OSMANLILAR DÖNEMİ Mardin, Yavuz Sultan Selim döneminde 1516 yılında Osmanlı topraklarına dahil edildi. Osmanlı Devleti 16’ncı yüzyılda zirveye çıkmasına rağmen daha sonraları, geçmişte Osmanlı Devleti’ni iyi yöneten idarenin daha sonraları modernize edilmemesi, dahili ve harici sebepler, devleti kurtarmak için gerekli etkin reformların yapılmamış olması yüzünden gerilemeye başladı. Ticaret yollarının yön değiştirmesi, endüstriyel devrimi gerçekleştirememesi, modern askeri teknikleri uygulamadaki gecikmeler beraberinde Osmanlı Devleti için çöküşü getirdi. Osmanlı Devleti’ndeki entegrasyonun bozulmasının bir başka önemli nedeni de Fransız Devrimi’nden sonra baş gösteren ayrılıkçı ve milliyetçi akımlar olmuştur. Birinci Dünya Savaşı sırasında, Sykes-Picot Anlaşması (16 Mayıs 1916) ile birlikte Osmanlı Devleti’nin parçalanmak istenmesi sonucunda aralarında Mardin’in de bulunduğu Güneydoğu Anadolu Bölgesi’nin İngiliz ve Fransız Güçleri arasında paylaşılması hedeflenmişti. Mustafa Kemal Paşa’nın gayretleriyle, Mardin, Türkiye Büyük Millet Meclisi Hükümeti’nden (23 Nisan 1920) ve Cumhuriyet’in 1923’te ilanından önce işgale karşı şiddetle karşı çıkmıştır.

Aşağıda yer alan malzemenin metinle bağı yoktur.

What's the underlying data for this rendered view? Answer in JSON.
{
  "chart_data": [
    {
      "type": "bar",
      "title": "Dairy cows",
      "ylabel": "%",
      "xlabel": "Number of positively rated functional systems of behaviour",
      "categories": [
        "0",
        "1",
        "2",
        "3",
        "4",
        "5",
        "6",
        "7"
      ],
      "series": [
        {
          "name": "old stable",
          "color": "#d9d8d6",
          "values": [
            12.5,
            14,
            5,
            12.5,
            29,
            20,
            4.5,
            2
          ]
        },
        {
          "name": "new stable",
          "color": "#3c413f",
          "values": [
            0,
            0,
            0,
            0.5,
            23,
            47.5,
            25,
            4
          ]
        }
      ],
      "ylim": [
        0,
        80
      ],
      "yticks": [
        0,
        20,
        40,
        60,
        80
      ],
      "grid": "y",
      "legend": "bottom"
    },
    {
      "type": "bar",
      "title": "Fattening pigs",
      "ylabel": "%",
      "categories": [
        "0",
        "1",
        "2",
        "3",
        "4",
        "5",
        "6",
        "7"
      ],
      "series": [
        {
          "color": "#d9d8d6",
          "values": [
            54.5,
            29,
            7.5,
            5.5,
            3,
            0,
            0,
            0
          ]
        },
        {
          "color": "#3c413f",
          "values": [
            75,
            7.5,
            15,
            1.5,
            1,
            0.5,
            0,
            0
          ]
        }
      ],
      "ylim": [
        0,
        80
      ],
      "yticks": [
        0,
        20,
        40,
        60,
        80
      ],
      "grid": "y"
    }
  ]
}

TÜRKİYE CUMHURİYETİ Genel olarak tamamen bağımsızlığı hedefleyen Misak-ı Milli yayınlandı. Türkiye Büyük Millet Meclisi’nin toplanmasından sonra olağanüstü yetkilerle Ankara’daki meclise katılmak üzere Türkiye’nin her ilinden beşer milletvekili seçilmesi için seçim kararı açıklandı. Yeni seçilen üyelere ek olarak, İstanbul Meclisi’ndeki üyelerin de, Ankara’da yeni oluşturulan meclise katılmaları için davet edildiler. Bunun üzerine, İstanbul Meclisi üyesi olarak 1919’da Mardin’den seçilen Derviş Vural da Ankara’da yeni oluşturulan meclise katıldı. Türkiye Cumhuriyeti’nin kurulmasından sonra, Mardin, bu ülkenin önemli bir kenti oldu. Dünyada istikrarın gün geçtikçe güç kaybettiği bir dönemde, Mardin, konumu itibariyle yeniden dünya tarihinde önemli yer tutan o eski ihtişamlı günlerine dönmeye başlıyor. Mardin, aynı zamanda Akdeniz’den İran’a ve Anadolu’nun kuzey-güney ekseninden aşağı Mezopotamya’ya kadar uzanan geçmişteki ticaret rotasının yeniden önemli bir kavşak noktası olması için hedefine doğru emin adımlarla ve hızla ilerliyor. Tüm Dünya’da insanlığın beşiği (Cradle of Mankind) olarak kabul edilen Kuzey Mesopotamya’nın bu eşsiz kenti, yeniden tarihteki önemli rolünü oynamak üzere “Kil Mührü” yeniden eline almış durumdadır.